Across several areas of inquiry, the CHRB report described a pattern of negligent record-keeping. Data on track maintenance was described as “cumbersome, disorganized, and often incoherent.”
Confidential medical documents subpoenaed by the board revealed cases of “simply poor veterinary medical record keeping.” Likewise, the majority of the horsemen interviewed “did not review the necropsy reports on their horses,” and “did not display good working knowledge of anatomy or grasp the significance of major pre-existing lesions.”
“One of the most disappointing aspects of this process is how few trainers have reviewed their necropsy reports prior to sitting down and going through them,” said Dr. Rick Arthur, a regulator veterinarian with the CHRB and Equine Medical Director of the U.C. Davis School of Veterinary Medicine, during the press conference. “Part and parcel of that is a real lack of understanding of basic horse anatomy.
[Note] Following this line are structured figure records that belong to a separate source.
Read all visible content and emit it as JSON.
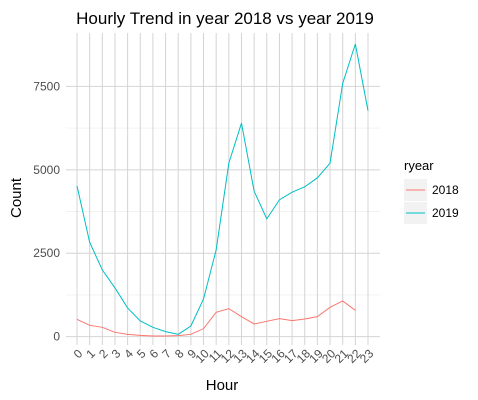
{
  "chart_data": {
    "type": "line",
    "title": "Hourly Trend in year 2018 vs year 2019",
    "xlabel": "Hour",
    "ylabel": "Count",
    "categories": [
      "0",
      "1",
      "2",
      "3",
      "4",
      "5",
      "6",
      "7",
      "8",
      "9",
      "10",
      "11",
      "12",
      "13",
      "14",
      "15",
      "16",
      "17",
      "18",
      "19",
      "20",
      "21",
      "22",
      "23"
    ],
    "yticks": [
      0,
      2500,
      5000,
      7500
    ],
    "ylim": [
      -250,
      9100
    ],
    "grid": true,
    "legend": {
      "title": "ryear",
      "position": "right"
    },
    "series": [
      {
        "name": "2018",
        "color": "#F8766D",
        "values": [
          520,
          340,
          280,
          130,
          70,
          40,
          20,
          20,
          30,
          70,
          240,
          730,
          840,
          600,
          380,
          460,
          540,
          480,
          530,
          600,
          880,
          1070,
          790,
          null
        ]
      },
      {
        "name": "2019",
        "color": "#00BFC4",
        "values": [
          4520,
          2830,
          2000,
          1460,
          860,
          470,
          280,
          150,
          70,
          320,
          1130,
          2600,
          5200,
          6400,
          4360,
          3530,
          4100,
          4330,
          4490,
          4760,
          5200,
          7590,
          8770,
          6770
        ]
      }
    ]
  }
}
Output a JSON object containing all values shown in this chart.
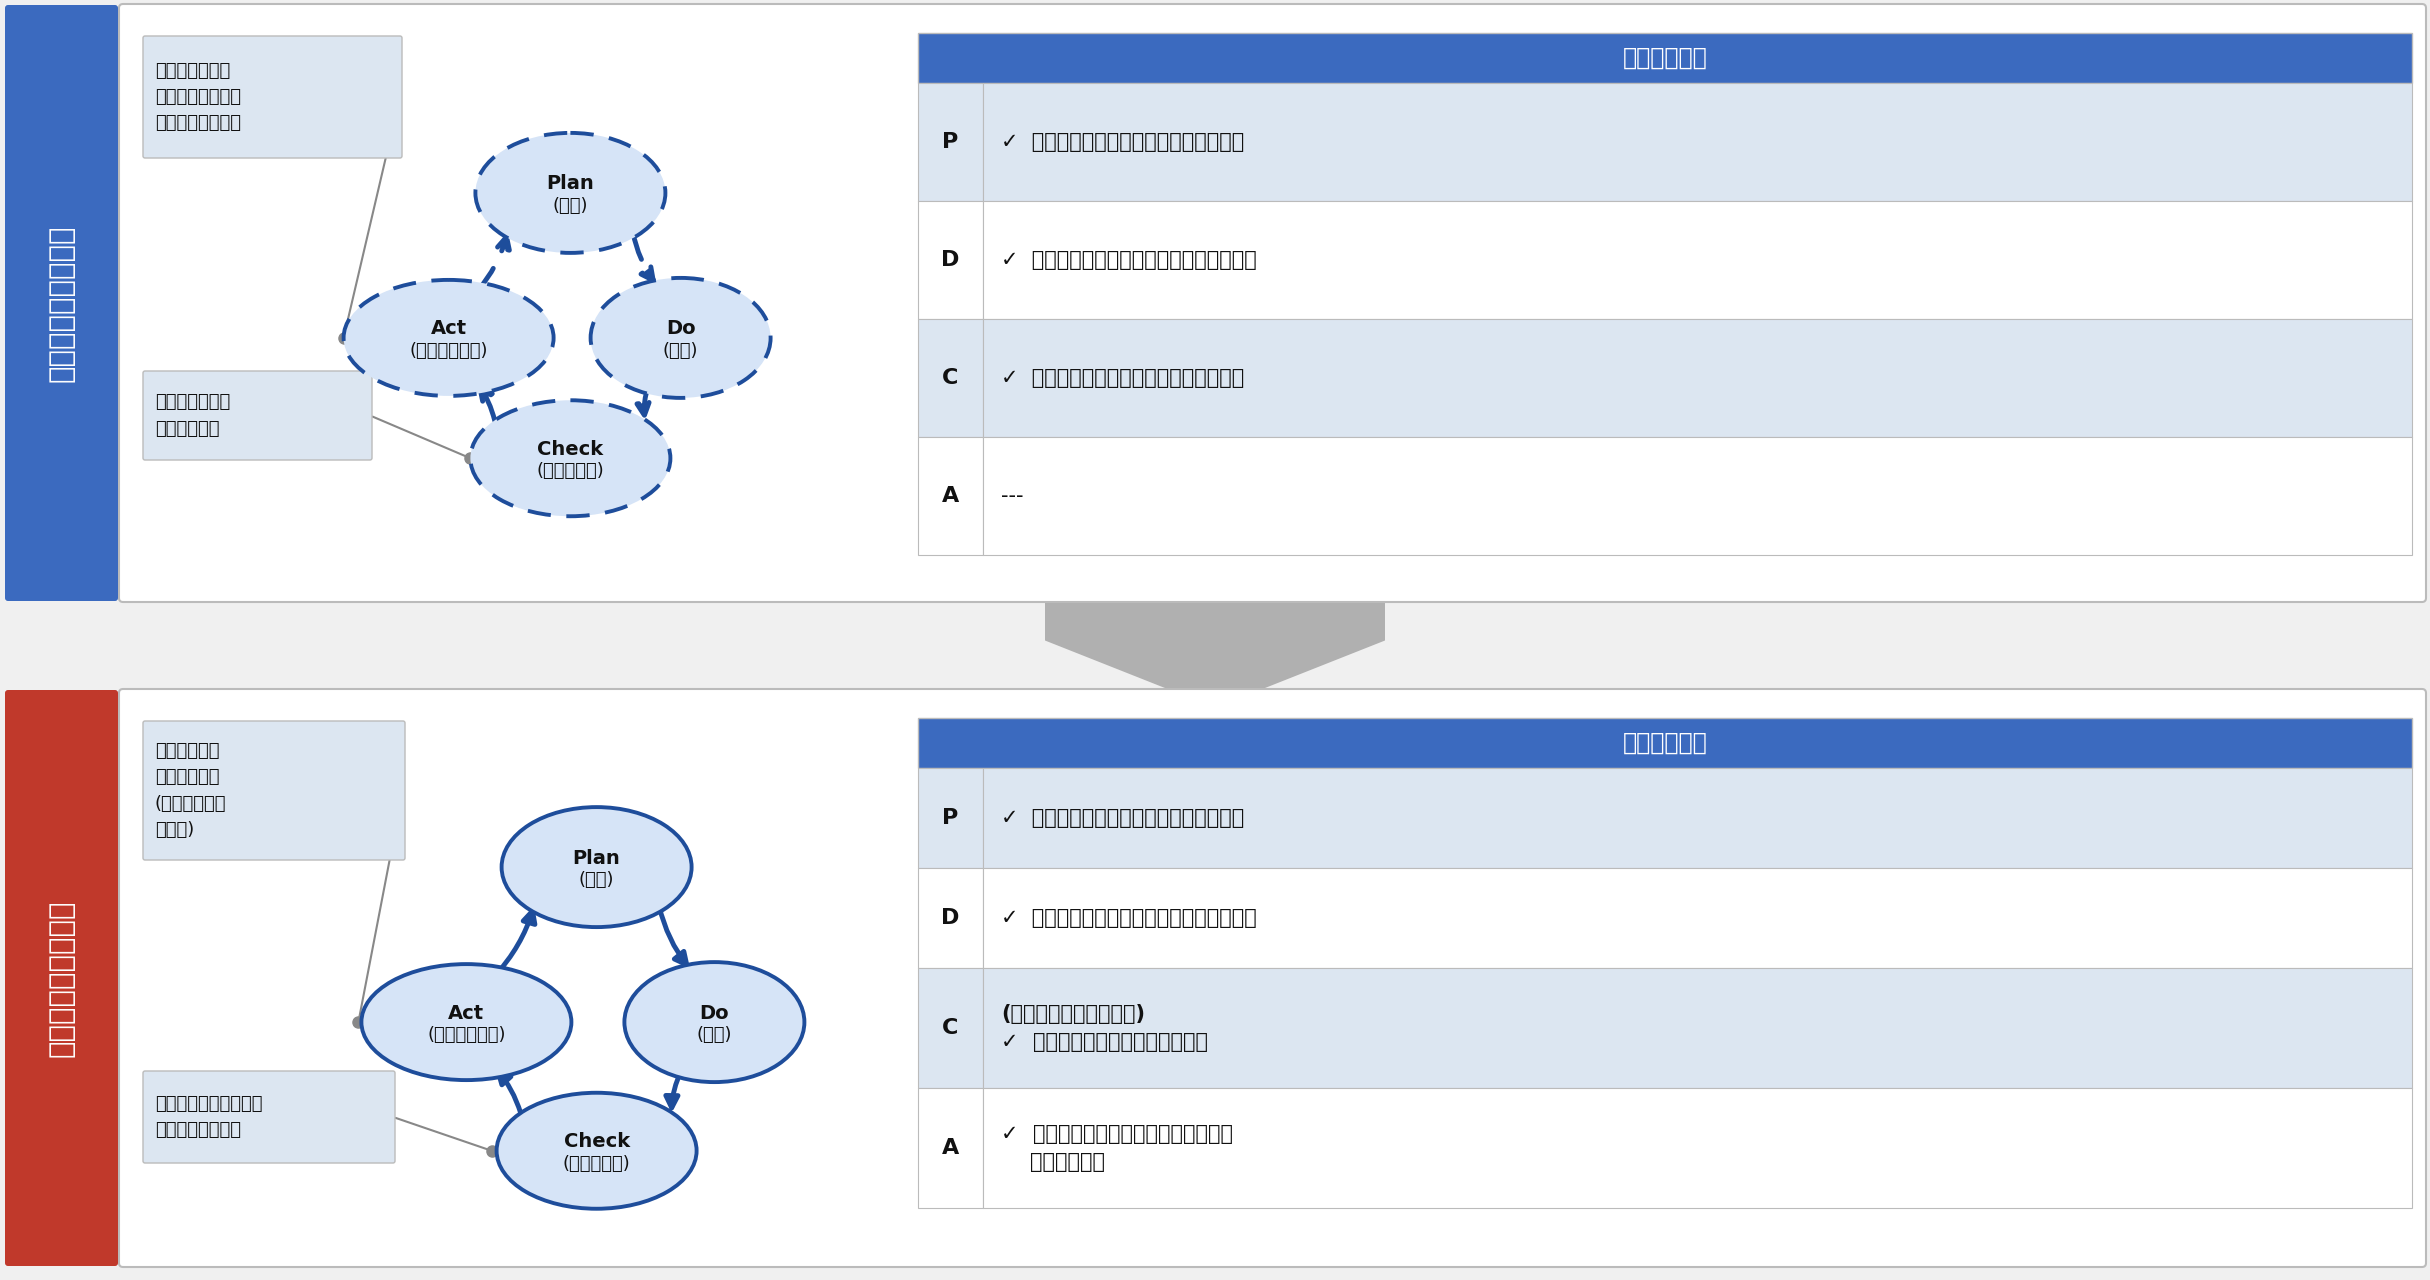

Anatomy will be a key component of the continuing education process going forward.”
The report included a list of 47 reform recommendations, establishing firmer protocols for racing, training, and cancellations, and vigilant record keeping standards. “The California Horse Racing Board’s investigation into the horse deaths at Santa Anita Park makes it clear that more transparency is desperately needed in the sport,” California Senator Diane Feinstein said in a statement. “If the last year has taught us anything, it’s that we can no longer ignore the problems associated with horse racing. We must take action.”